In your Sunday bulletin today is an insert on stewardship that is meant to give you a stewardship overview. I have tried to take an inventory and list some of the basic gifts that God has given to all of us, and then recall some of the Biblical guidance we have been given for the use of each one of those gifts.

Sometimes in the church, church members hear that word “stewardship” and think that stewardship is just about money, but I hope you will see from the list that money is just one of many gifts that God gives us, and that God’s dream for us is (what I would call) a total life stewardship, where we are trying to being obedient to God with every single gift that God has given us. On this insert you will find the beginning of scriptural guidance to help you be obedient with each of these particular gifts.

Whether you are young or old or middle-aged, whether you are a woman or a man or boy or girl, whether you are new to the church, or a longstanding member with deep family ties to the church, whether you are rich or poor or in-between, we all have this in common this morning: we have all been called to be faithful managers of the particular gifts God has given us.
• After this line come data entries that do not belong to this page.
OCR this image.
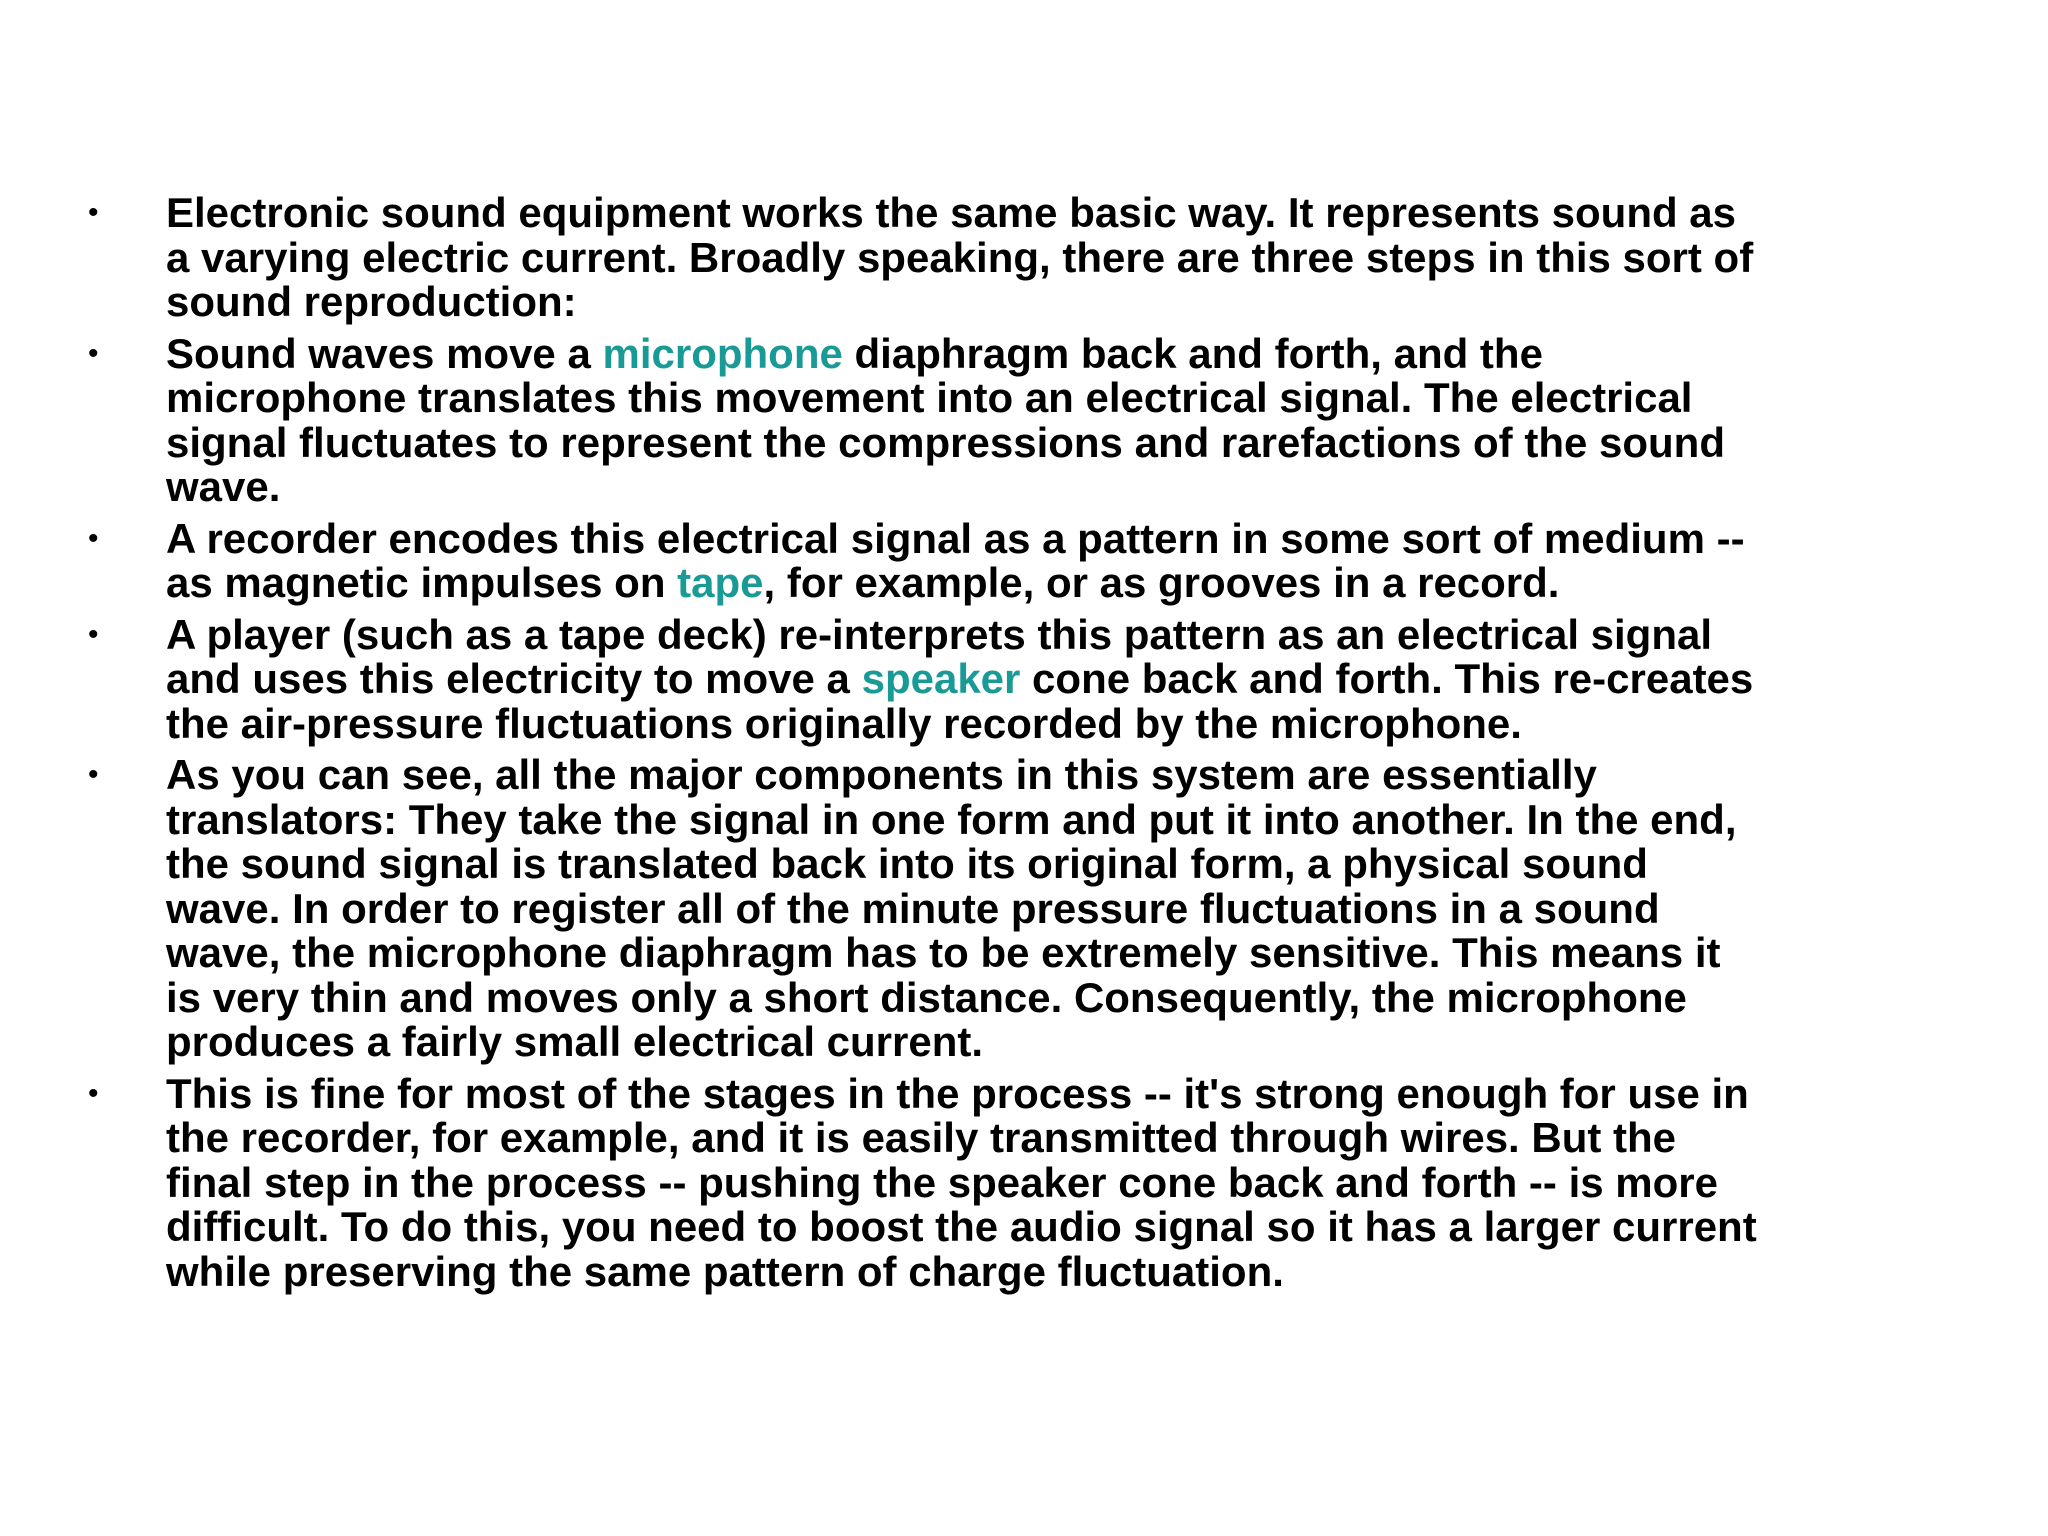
• Electronic sound equipment works the same basic way. It represents sound as
a varying electric current. Broadly speaking, there are three steps in this sort of
sound reproduction:
• Sound waves move a microphone diaphragm back and forth, and the
microphone translates this movement into an electrical signal. The electrical
signal fluctuates to represent the compressions and rarefactions of the sound
wave.
• A recorder encodes this electrical signal as a pattern in some sort of medium --
as magnetic impulses on tape, for example, or as grooves in a record.
• A player (such as a tape deck) re-interprets this pattern as an electrical signal
and uses this electricity to move a speaker cone back and forth. This re-creates
the air-pressure fluctuations originally recorded by the microphone.
• As you can see, all the major components in this system are essentially
translators: They take the signal in one form and put it into another. In the end,
the sound signal is translated back into its original form, a physical sound
wave. In order to register all of the minute pressure fluctuations in a sound
wave, the microphone diaphragm has to be extremely sensitive. This means it
is very thin and moves only a short distance. Consequently, the microphone
produces a fairly small electrical current.
• This is fine for most of the stages in the process -- it's strong enough for use in
the recorder, for example, and it is easily transmitted through wires. But the
final step in the process -- pushing the speaker cone back and forth -- is more
difficult. To do this, you need to boost the audio signal so it has a larger current
while preserving the same pattern of charge fluctuation.
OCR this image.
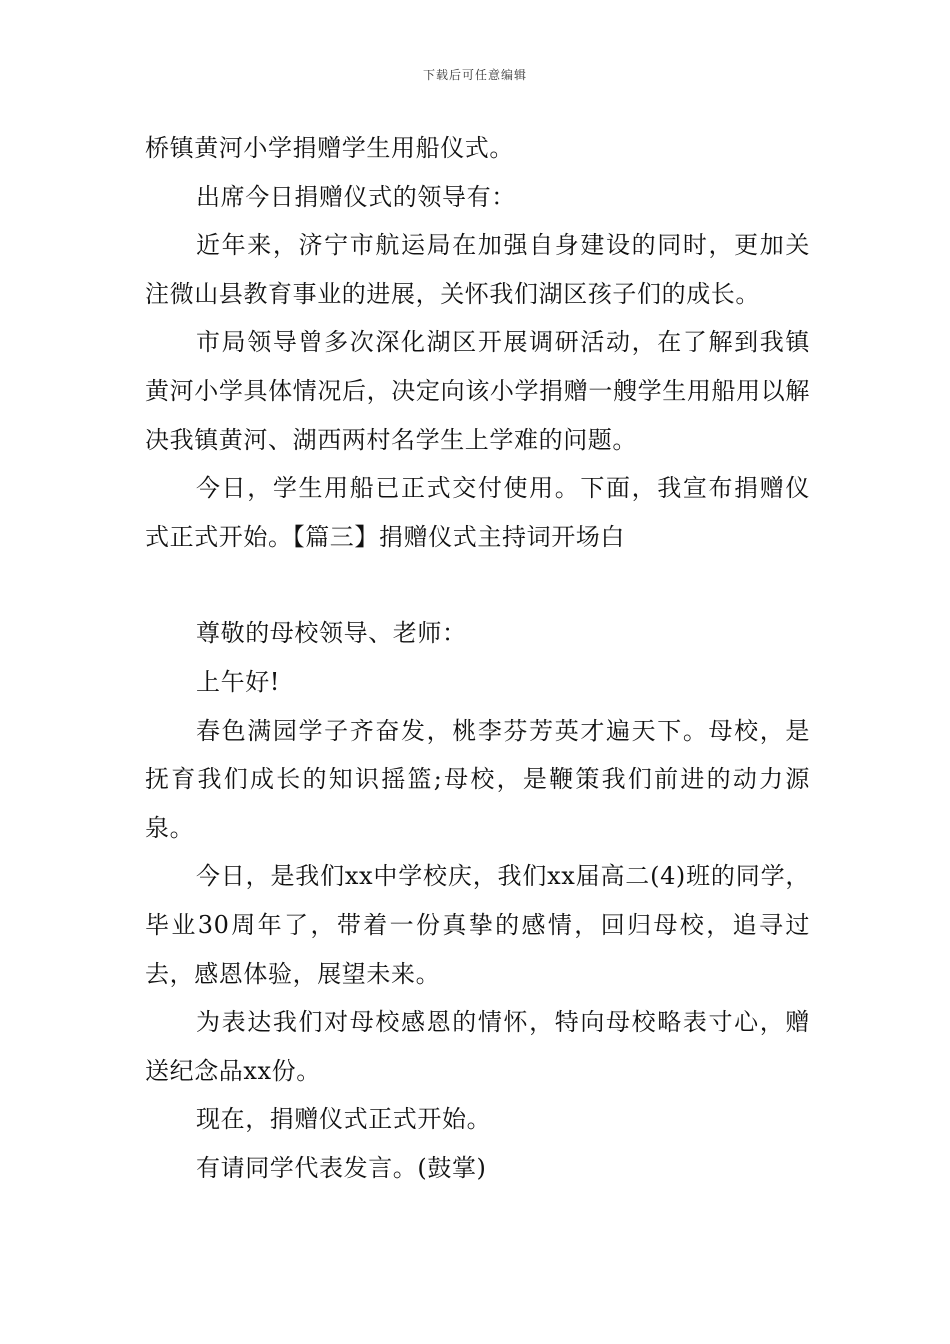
下载后可任意编辑

桥镇黄河小学捐赠学生用船仪式。

出席今日捐赠仪式的领导有：

近年来，济宁市航运局在加强自身建设的同时，更加关注微山县教育事业的进展，关怀我们湖区孩子们的成长。

市局领导曾多次深化湖区开展调研活动，在了解到我镇黄河小学具体情况后，决定向该小学捐赠一艘学生用船用以解决我镇黄河、湖西两村名学生上学难的问题。

今日，学生用船已正式交付使用。下面，我宣布捐赠仪式正式开始。【篇三】捐赠仪式主持词开场白

尊敬的母校领导、老师：

上午好!

春色满园学子齐奋发，桃李芬芳英才遍天下。母校，是抚育我们成长的知识摇篮;母校，是鞭策我们前进的动力源泉。

今日，是我们xx中学校庆，我们xx届高二(4)班的同学，毕业30周年了，带着一份真挚的感情，回归母校，追寻过去，感恩体验，展望未来。

为表达我们对母校感恩的情怀，特向母校略表寸心，赠送纪念品xx份。

现在，捐赠仪式正式开始。

有请同学代表发言。(鼓掌)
Some of us have more gifts to manage, some less, some in-between, but we can be assured that the particular gifts we have been given now are appropriate for us now. The Lord has determined that those gifts are right for us now and manageable for us now. If you prove faithful in the management of those gifts you have been given now, you may well be given more to manage in the future.

In the next three weeks, we will dig deeper into what God’s word has to say to us about the proper, faithful management of three particular gifts God has given.

But for now, on this, the first Sunday of stewardship emphasis month, I say to every single one of you: “Welcome to Management!”